4. Propose one concrete next step: a meeting, a phone call, or a check-in note.
5. Close with a collaborative tone — family and school working together.
Maximum length: one page. Tone: approachable, respectful, plain. Avoid terms like "learning gaps," "achievement indicators," or "psychoeducational assessment." Write as a teacher would speak in a real conversation with a parent.
Write the full letter, ready to print or send.Expected output
Dear [family name],
I'm reaching out because [student] has been having a harder time this term in Math and Science. Their current average in both subjects is below a passing grade.
At school, we've already started working with them through Monday tutoring sessions, and our learning support teacher is checking in weekly.
I'd love to set up a short meeting this week so we can figure out together how to best support them at home too…
(Letter continues with closing and signature — the model generates the full text.)
Watch out for
- Never include the student's full name or any ID number in the prompt. If the model asks for a name, use a placeholder like {{student_name}} and fill it in yourself after copying the letter.
- The model may suggest support services your school doesn't have.
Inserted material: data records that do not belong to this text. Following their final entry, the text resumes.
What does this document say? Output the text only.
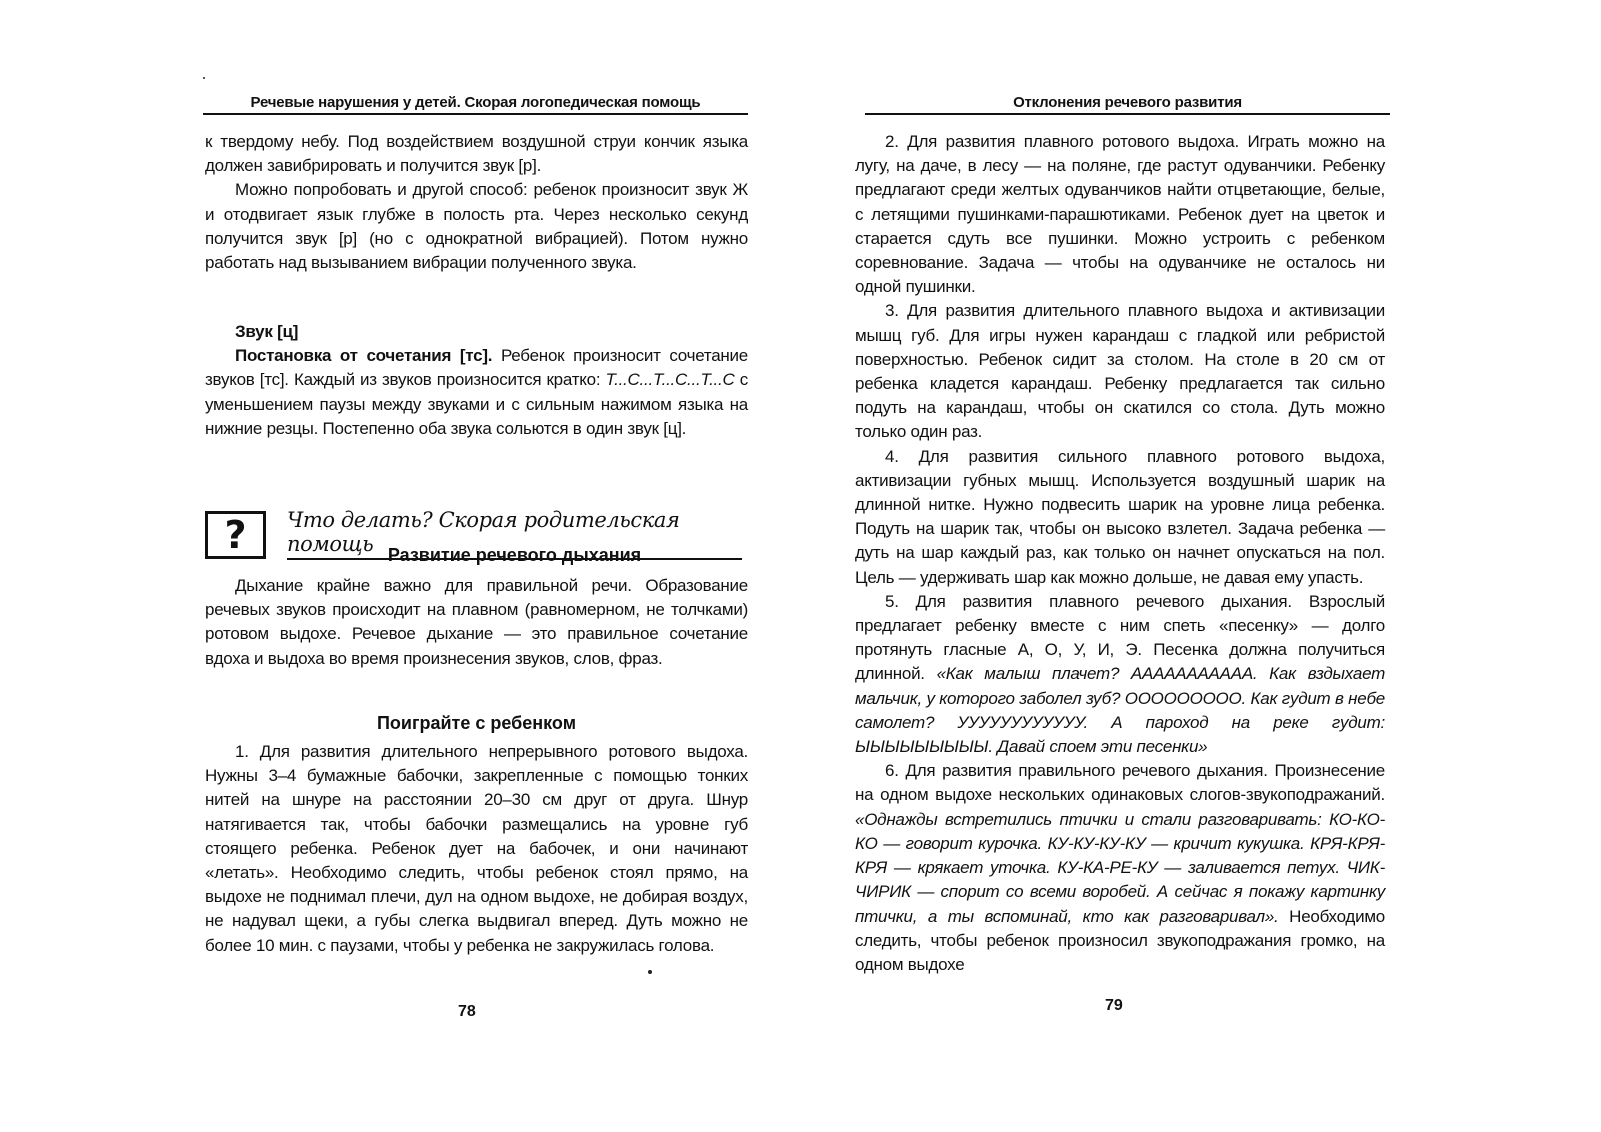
Речевые нарушения у детей. Скорая логопедическая помощь

к твердому небу. Под воздействием воздушной струи кончик языка должен завибрировать и получится звук [р].

Можно попробовать и другой способ: ребенок произносит звук Ж и отодвигает язык глубже в полость рта. Через несколько секунд получится звук [р] (но с однократной вибрацией). Потом нужно работать над вызыванием вибрации полученного звука.

Звук [ц]

Постановка от сочетания [тс]. Ребенок произносит сочетание звуков [тс]. Каждый из звуков произносится кратко: Т...С...Т...С...Т...С с уменьшением паузы между звуками и с сильным нажимом языка на нижние резцы. Постепенно оба звука сольются в один звук [ц].

?	Что делать? Скорая родительская помощь Развитие речевого дыхания

Дыхание крайне важно для правильной речи. Образование речевых звуков происходит на плавном (равномерном, не толчками) ротовом выдохе. Речевое дыхание — это правильное сочетание вдоха и выдоха во время произнесения звуков, слов, фраз.

Поиграйте с ребенком

1. Для развития длительного непрерывного ротового выдоха. Нужны 3–4 бумажные бабочки, закрепленные с помощью тонких нитей на шнуре на расстоянии 20–30 см друг от друга. Шнур натягивается так, чтобы бабочки размещались на уровне губ стоящего ребенка. Ребенок дует на бабочек, и они начинают «летать». Необходимо следить, чтобы ребенок стоял прямо, на выдохе не поднимал плечи, дул на одном выдохе, не добирая воздух, не надувал щеки, а губы слегка выдвигал вперед. Дуть можно не более 10 мин. с паузами, чтобы у ребенка не закружилась голова.

78
Отклонения речевого развития

2. Для развития плавного ротового выдоха. Играть можно на лугу, на даче, в лесу — на поляне, где растут одуванчики. Ребенку предлагают среди желтых одуванчиков найти отцветающие, белые, с летящими пушинками-парашютиками. Ребенок дует на цветок и старается сдуть все пушинки. Можно устроить с ребенком соревнование. Задача — чтобы на одуванчике не осталось ни одной пушинки.

3. Для развития длительного плавного выдоха и активизации мышц губ. Для игры нужен карандаш с гладкой или ребристой поверхностью. Ребенок сидит за столом. На столе в 20 см от ребенка кладется карандаш. Ребенку предлагается так сильно подуть на карандаш, чтобы он скатился со стола. Дуть можно только один раз.

4. Для развития сильного плавного ротового выдоха, активизации губных мышц. Используется воздушный шарик на длинной нитке. Нужно подвесить шарик на уровне лица ребенка. Подуть на шарик так, чтобы он высоко взлетел. Задача ребенка — дуть на шар каждый раз, как только он начнет опускаться на пол. Цель — удерживать шар как можно дольше, не давая ему упасть.

5. Для развития плавного речевого дыхания. Взрослый предлагает ребенку вместе с ним спеть «песенку» — долго протянуть гласные А, О, У, И, Э. Песенка должна получиться длинной. «Как малыш плачет? ААААААААААА. Как вздыхает мальчик, у которого заболел зуб? ООООООООО. Как гудит в небе самолет? УУУУУУУУУУУУ. А пароход на реке гудит: ЫЫЫЫЫЫЫЫЫ. Давай споем эти песенки»

6. Для развития правильного речевого дыхания. Произнесение на одном выдохе нескольких одинаковых слогов-звукоподражаний. «Однажды встретились птички и стали разговаривать: КО-КО-КО — говорит курочка. КУ-КУ-КУ-КУ — кричит кукушка. КРЯ-КРЯ-КРЯ — крякает уточка. КУ-КА-РЕ-КУ — заливается петух. ЧИК-ЧИРИК — спорит со всеми воробей. А сейчас я покажу картинку птички, а ты вспоминай, кто как разговаривал». Необходимо следить, чтобы ребенок произносил звукоподражания громко, на одном выдохе

79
Review any support actions mentioned in the letter before sending.
- If the student has an Individualized Education Plan or confidential assessment records, do not include that information in the prompt — it's sensitive and belongs in the student file only.
Suggested iteration
If the tone is too formal: "Rewrite this as a handwritten-style note — shorter, warmer, less like an official letter."
If the family has low literacy: "Simplify the vocabulary so someone who didn't finish middle school can read it easily. Short sentences only, no technical words."